Neither of these is a reason to skip the Lenbachhaus. They are simply honest qualifications to help you plan the visit that is right for you. For anyone serious about modern art in Munich, the Lenbachhaus is not a footnote — it is essential.
Frequently asked questions about the Lenbachhaus
Is the Sunday €1 admission really just €1 for everything?
Yes. On Sundays the Lenbachhaus charges €1 for all visitors, including adults, and this covers the full permanent collection plus the Kunstbau. It does not cover special ticketed events. The same policy applies at the Alte Pinakothek, Pinakothek der Moderne and several other state and city museums.

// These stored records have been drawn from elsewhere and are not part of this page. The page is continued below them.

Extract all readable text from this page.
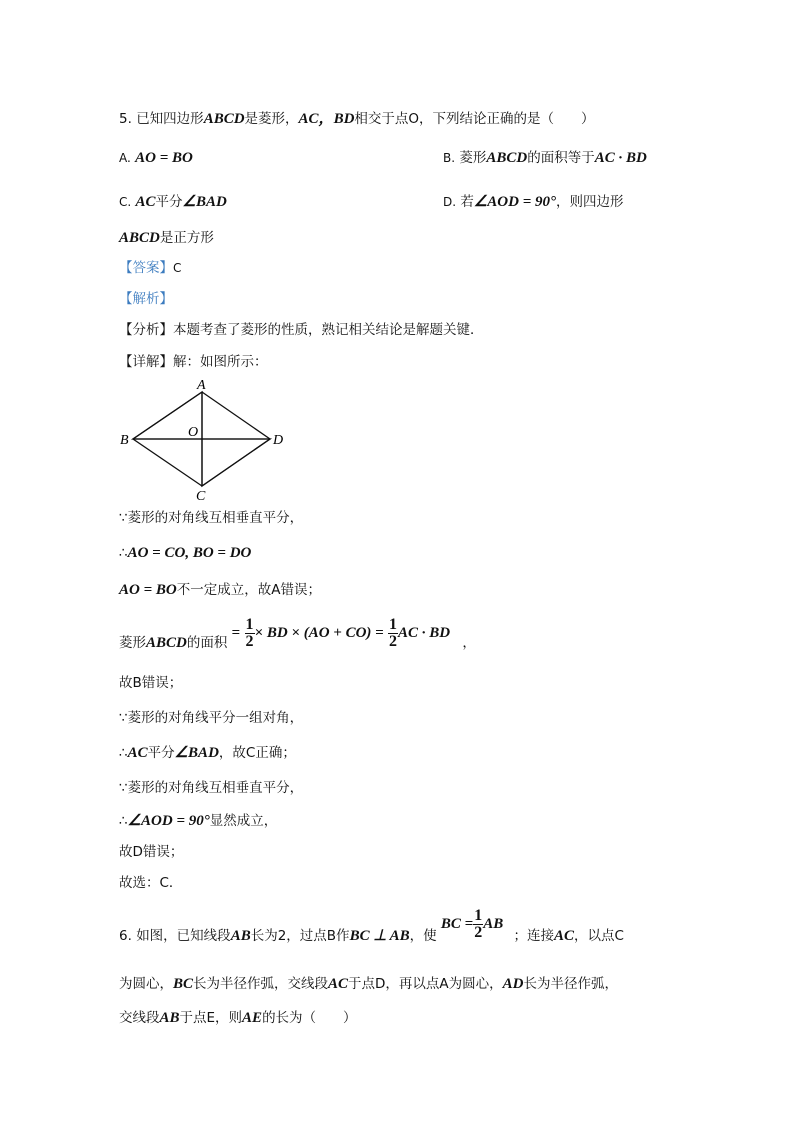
5. 已知四边形ABCD是菱形，AC，BD相交于点O，下列结论正确的是（　　）
A. AO = BO	B. 菱形ABCD的面积等于AC · BD
C. AC平分∠BAD	D. 若∠AOD = 90°，则四边形
ABCD是正方形
【答案】C
【解析】
【分析】本题考查了菱形的性质，熟记相关结论是解题关键．
【详解】解：如图所示：
A
B	D
C
O
∵菱形的对角线互相垂直平分，
∴AO = CO, BO = DO
AO = BO不一定成立，故A错误；
菱形ABCD的面积 = $\frac{1}{2}$ × BD × $(AO + CO) = \frac{1}{2}$ AC · BD ，
故B错误；
∵菱形的对角线平分一组对角，
∴AC平分∠BAD，故C正确；
∵菱形的对角线互相垂直平分，
∴∠AOD = 90°显然成立，
故D错误；
故选：C．
6. 如图，已知线段AB长为2，过点B作BC ⊥ AB，使 BC = $\frac{1}{2}$ AB ；连接AC，以点C
为圆心，BC长为半径作弧，交线段AC于点D，再以点A为圆心，AD长为半径作弧，
交线段AB于点E，则AE的长为（　　）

Sunday mornings (opening at 10:00) are the quietest window; late Sunday afternoon can be busier as day-trippers arrive.
Can I visit the Lenbachhaus with children?

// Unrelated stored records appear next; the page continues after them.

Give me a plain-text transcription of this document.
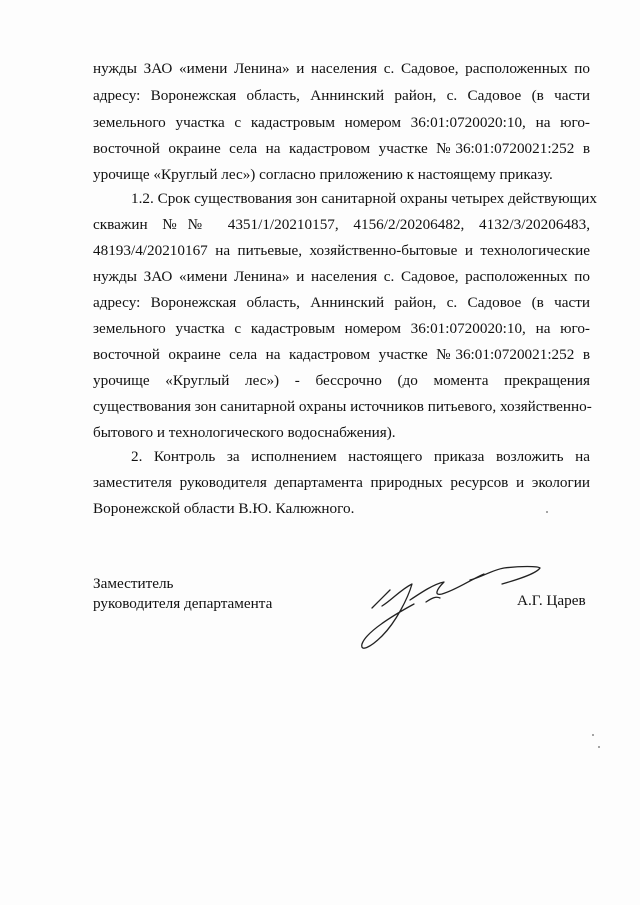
нужды ЗАО «имени Ленина» и населения с. Садовое, расположенных по
адресу: Воронежская область, Аннинский район, с. Садовое (в части
земельного участка с кадастровым номером 36:01:0720020:10, на юго-
восточной окраине села на кадастровом участке №36:01:0720021:252 в
урочище «Круглый лес») согласно приложению к настоящему приказу.
1.2. Срок существования зон санитарной охраны четырех действующих
скважин №№ 4351/1/20210157, 4156/2/20206482, 4132/3/20206483,
48193/4/20210167 на питьевые, хозяйственно-бытовые и технологические
нужды ЗАО «имени Ленина» и населения с. Садовое, расположенных по
адресу: Воронежская область, Аннинский район, с. Садовое (в части
земельного участка с кадастровым номером 36:01:0720020:10, на юго-
восточной окраине села на кадастровом участке №36:01:0720021:252 в
урочище «Круглый лес») - бессрочно (до момента прекращения
существования зон санитарной охраны источников питьевого, хозяйственно-
бытового и технологического водоснабжения).
2. Контроль за исполнением настоящего приказа возложить на
заместителя руководителя департамента природных ресурсов и экологии
Воронежской области В.Ю. Калюжного.
Заместитель
руководителя департамента	А.Г. Царев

The museum is free for under-18s. The Blauer Reiter collection, with its bright colours and animal paintings, tends to engage children more than Renaissance or Baroque galleries. Franz Marc’s blue horses and red deer are particularly good with younger visitors. The museum does not have a dedicated children’s programme, but the colourful, visually direct nature of much of the collection makes it more accessible than the Residenz or Deutsches Museum for shorter attention spans.
Is the Lenbachhaus better than the Pinakotheken?
They are not directly comparable — they cover entirely different art history. The Alte Pinakothek covers Old Masters from the 14th to 18th centuries; the Lenbachhaus covers 19th-century Munich painting and early 20th-century avant-garde art. If you have time for only one museum, the Alte Pinakothek has a broader scope and a stronger international reputation. If you have time for both and any interest in modern art, visit the Lenbachhaus — you will have it significantly to yourself by comparison.
What temporary exhibitions does the Lenbachhaus typically host?
The Lenbachhaus runs three to four major temporary exhibitions per year, typically focusing on artists connected to the Blauer Reiter tradition or to broader strands of German and European modernism. Recent shows have covered artists such as Vija Celmins, Maria Lassnig and retrospectives of Gabriele Münter’s photography. The Kunstbau hosts separate, often larger-scale shows. Check the official programme at lenbachhaus.de before your visit — a major temporary show can add significant value to the €15 ticket.
Is the Lenbachhaus accessible?
Yes. The modern Foster + Partners wing is fully wheelchair accessible with lifts between all floors. The historic villa has some narrow corridors and threshold steps, but the main galleries are accessible. The museum provides wheelchairs on request at the reception desk. The Kunstbau at Königsplatz station is accessible via the station lift.
How does the Lenbachhaus compare in terms of crowds to other Munich museums?
It is consistently among the least crowded of Munich’s major museums. Even in peak summer, the Blauer Reiter galleries rarely feel congested. This is in contrast to the Residenz (which can be very busy in summer), the Deutsches Museum (extremely popular with families) and Neuschwanstein (notoriously crowded year-round). The Lenbachhaus’s relative obscurity among general tourists is, from a visitor’s perspective, an advantage.
Should I book tickets in advance?
Walk-in admission is nearly always possible. The only times advance booking is worth considering are during major temporary exhibitions that have attracted significant publicity, or during public holidays when some Munich attractions get unusually busy. For a standard weekday or weekend visit, arriving at the box office is fine.